L’errore di fondo, commesso in particolar modo dalla Germania, è stato una concezione dell’unione monetaria completamente sbagliata. Il governo federale ha interpretato l’unione monetaria – lo stesso hanno fatto i governi che l’hanno preceduto – come una comunità di stati fondata sulla concorrenza. In questa competizione i singoli paesi devono mostrarsi capaci di sopravvivere per poter restare legittimi membri dell’unione monetaria. Secondo tale prospettiva ogni paese dovrà adottare un proprio modello di business. Per alcuni – come a Cipro – il modello sarà basato su di una bassa tassazione ed una regolamentazione meno severa – a spese di altri paesi nell’unione monetaria. Un altro modello di business potrebbe essere fondato sulla moderazione salariale e lo smantellamento dei sistemi di sicurezza sociale al fine di raggiungere una maggiore competitività. Ma ciò sta portando ad una forte avversione dei cittadini verso l’Euro. E ciò non aiuta. Al contrario: le misure adottate hanno spinto la zona Euro in una dura recessione in cui né la disoccupazione né i debiti pubblici potranno essere ridotti in tempi prevedibili.
Cosa possiamo imparare da tutto questo? Primo: una politica economica fondata esclusivamente su di un miglioramento delle condizioni sul lato dell’offerta, in una situazione economica con bassa domanda, è destinata a fallire. Senza una domanda sufficiente nessuna impresa potrà imporsi, indipendentemente da quanto economiche saranno le sue produzioni. Questo punto di vista si diffonde gradualmente anche fra i governi della zona Euro. Anche per questo – in maniera più o meno timida – sono stati messi in campo dei programmi per aumentare la domanda.
Il secondo insegnamento è tuttavia ancora più fondamentale. È stato un errore trasferire all’interno di una unione monetaria composta da stati sovrani il modello privato fondato sulla concorrenza. Mentre la concorrenza fra imprese porta a risultati macroeconomici desiderabili, quella fra stati è improduttiva o addirittura dannosa. Il motivo è semplice: quando le aziende si fanno concorrenza, nascono nuovi prodotti e modi di produrre più efficienti – quindi nuove fonti di ricchezza. Se invece gli stati entrano in concorrenza fra di loro, la ricchezza viene distrutta.

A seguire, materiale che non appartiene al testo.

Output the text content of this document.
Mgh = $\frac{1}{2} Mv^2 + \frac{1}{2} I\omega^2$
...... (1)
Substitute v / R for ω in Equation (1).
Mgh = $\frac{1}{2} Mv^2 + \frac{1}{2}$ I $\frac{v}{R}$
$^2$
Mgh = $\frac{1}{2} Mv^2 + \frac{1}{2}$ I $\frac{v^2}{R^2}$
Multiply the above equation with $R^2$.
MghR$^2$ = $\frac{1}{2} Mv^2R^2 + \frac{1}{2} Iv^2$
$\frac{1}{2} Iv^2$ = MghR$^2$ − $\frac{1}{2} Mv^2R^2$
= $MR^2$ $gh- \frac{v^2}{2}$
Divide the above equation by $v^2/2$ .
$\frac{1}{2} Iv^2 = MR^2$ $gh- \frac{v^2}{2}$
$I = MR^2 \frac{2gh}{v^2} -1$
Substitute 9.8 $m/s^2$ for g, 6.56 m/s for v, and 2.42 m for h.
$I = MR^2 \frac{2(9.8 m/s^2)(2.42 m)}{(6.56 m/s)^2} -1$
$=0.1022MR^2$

Questo è nella natura della concorrenza. Dove questa esiste, deve essere possibile il fallimento. Le imprese fallite scompaiono dal mercato. La concorrenza può acquisirne i clienti e creare nuovi posti di lavoro. Gli stati falliti restano, e soprattutto gli uomini che li abitano. Vivranno con un benessere sensibilmente inferiore. Inoltre, per evitare una destabilizzazione politica avranno bisogno di essere alimentati finanziariamente dagli altri stati.
è chiaro che nella competizione fra paesi non potrà esserci nessun vincitore netto. perché i vincitori molto probabilmente dovranno sostenere finanziariamente i perdenti, fatto che non potrebbe mai accadere nel caso della concorrenza nel settore privato.
Ai sostenitori della concorrenza fra paesi resta un solo argomento. E concerne uno sviluppo economico relativamente dinamico realizzato grazie agli investimenti e all’export di imprese altamente redditizie, attratte grazie ad un basso costo della manodopera, ad una limitata regolamentazione e ad una bassa pressione fiscale. Suona bene all’inizio, ma potrebbe rivelarsi illusorio.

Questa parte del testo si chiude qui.